The number of data requests made by governments across the globe reached a record high during the second half of 2015, according to Google’s latest Transparency Report. Governments sent more than 40,000 requests during the period, which was significantly more than the 35,365 recorded earlier in the year.
Google has been publishing these reports since 2009 as a means to showing exactly how governments and states are attempting to access online information. The tech giant said that it was “proud” to have been at the forefront of uncovering the surveillance laws and practices enforced by countries around the world and to have paved the way for similar reports from the likes of Facebook and Twitter.
Google noted in the report that the number of user data requests had increased annually during the last seven years. The 40,677 requests made between July and December 2015 impacted more than 81,000 user accounts – an 18 per cent rise compared to January through June 2015, when there were 68,908 user account data requests.
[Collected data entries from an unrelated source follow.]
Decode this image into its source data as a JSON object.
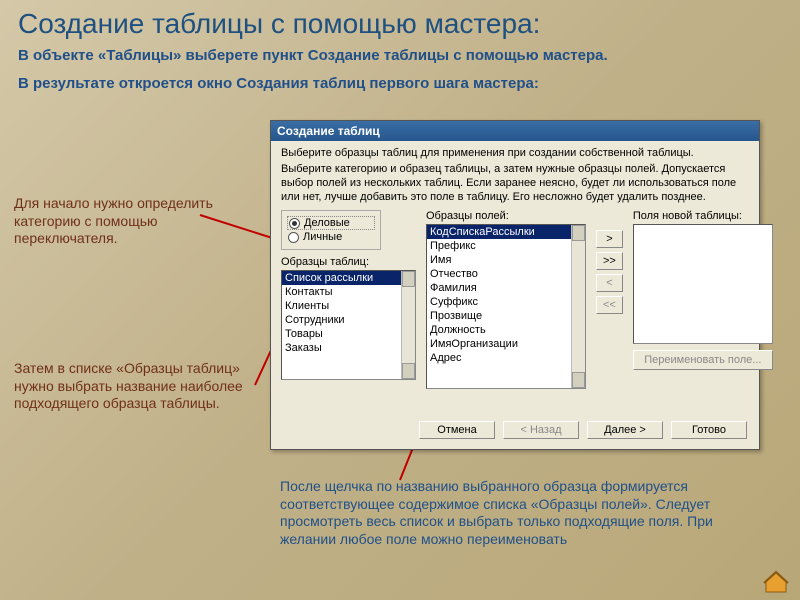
{
  "title": "Создание таблицы с помощью мастера:",
  "para1": "В объекте «Таблицы» выберете пункт Создание таблицы с помощью мастера.",
  "para2": "В результате откроется окно Создания таблиц первого шага мастера:",
  "annot1": "Для начало нужно определить категорию с помощью переключателя.",
  "annot2": "Затем в списке  «Образцы таблиц» нужно выбрать название наиболее подходящего образца таблицы.",
  "annot3": "После щелчка по названию выбранного образца формируется соответствующее содержимое списка «Образцы полей». Следует просмотреть весь список и выбрать только подходящие поля. При желании любое поле можно переименовать",
  "dialog": {
    "title": "Создание таблиц",
    "intro1": "Выберите образцы таблиц для применения при создании собственной таблицы.",
    "intro2": "Выберите категорию и образец таблицы, а затем нужные образцы полей. Допускается выбор полей из нескольких таблиц. Если заранее неясно, будет ли использоваться поле или нет, лучше добавить это поле в таблицу. Его несложно будет удалить позднее.",
    "radio1": "Деловые",
    "radio2": "Личные",
    "samplesLabel": "Образцы таблиц:",
    "fieldsLabel": "Образцы полей:",
    "newFieldsLabel": "Поля новой таблицы:",
    "samples": [
      "Список рассылки",
      "Контакты",
      "Клиенты",
      "Сотрудники",
      "Товары",
      "Заказы"
    ],
    "fields": [
      "КодСпискаРассылки",
      "Префикс",
      "Имя",
      "Отчество",
      "Фамилия",
      "Суффикс",
      "Прозвище",
      "Должность",
      "ИмяОрганизации",
      "Адрес"
    ],
    "move": {
      "add": ">",
      "addAll": ">>",
      "remove": "<",
      "removeAll": "<<"
    },
    "rename": "Переименовать поле...",
    "cancel": "Отмена",
    "back": "< Назад",
    "next": "Далее >",
    "finish": "Готово"
  }
}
"We're pleased with some of the improvements we've seen in surveillance laws,” Richard Salgado, Google's Legal Director for Law Enforcement and Information Security, said in an official blog post. "The European Commission and the United States recently agreed on the Privacy Shield agreement, which includes new undertakings covering procedural protections for surveillance efforts. Earlier this year, President Obama signed the Judicial Redress Act into law, which Google strongly supported.”
The Transparency Report also provides data regarding the number of requests that Google has granted. This figure stood at 76 per cent during the second half of 2010, but Google has since reduced the number to around 64 per cent for the last five years.
The United States currently leads the way with the highest number of data requests at 12,523 for 27,157 users, and Google provided some form of data on 79 per cent of those occasions. Germany was second on the list with 7,491 requests, while France (4,174), the United Kingdom (3,497) and India (3,265) made up the rest of the top five. The request numbers for all of these countries increased during the latest period.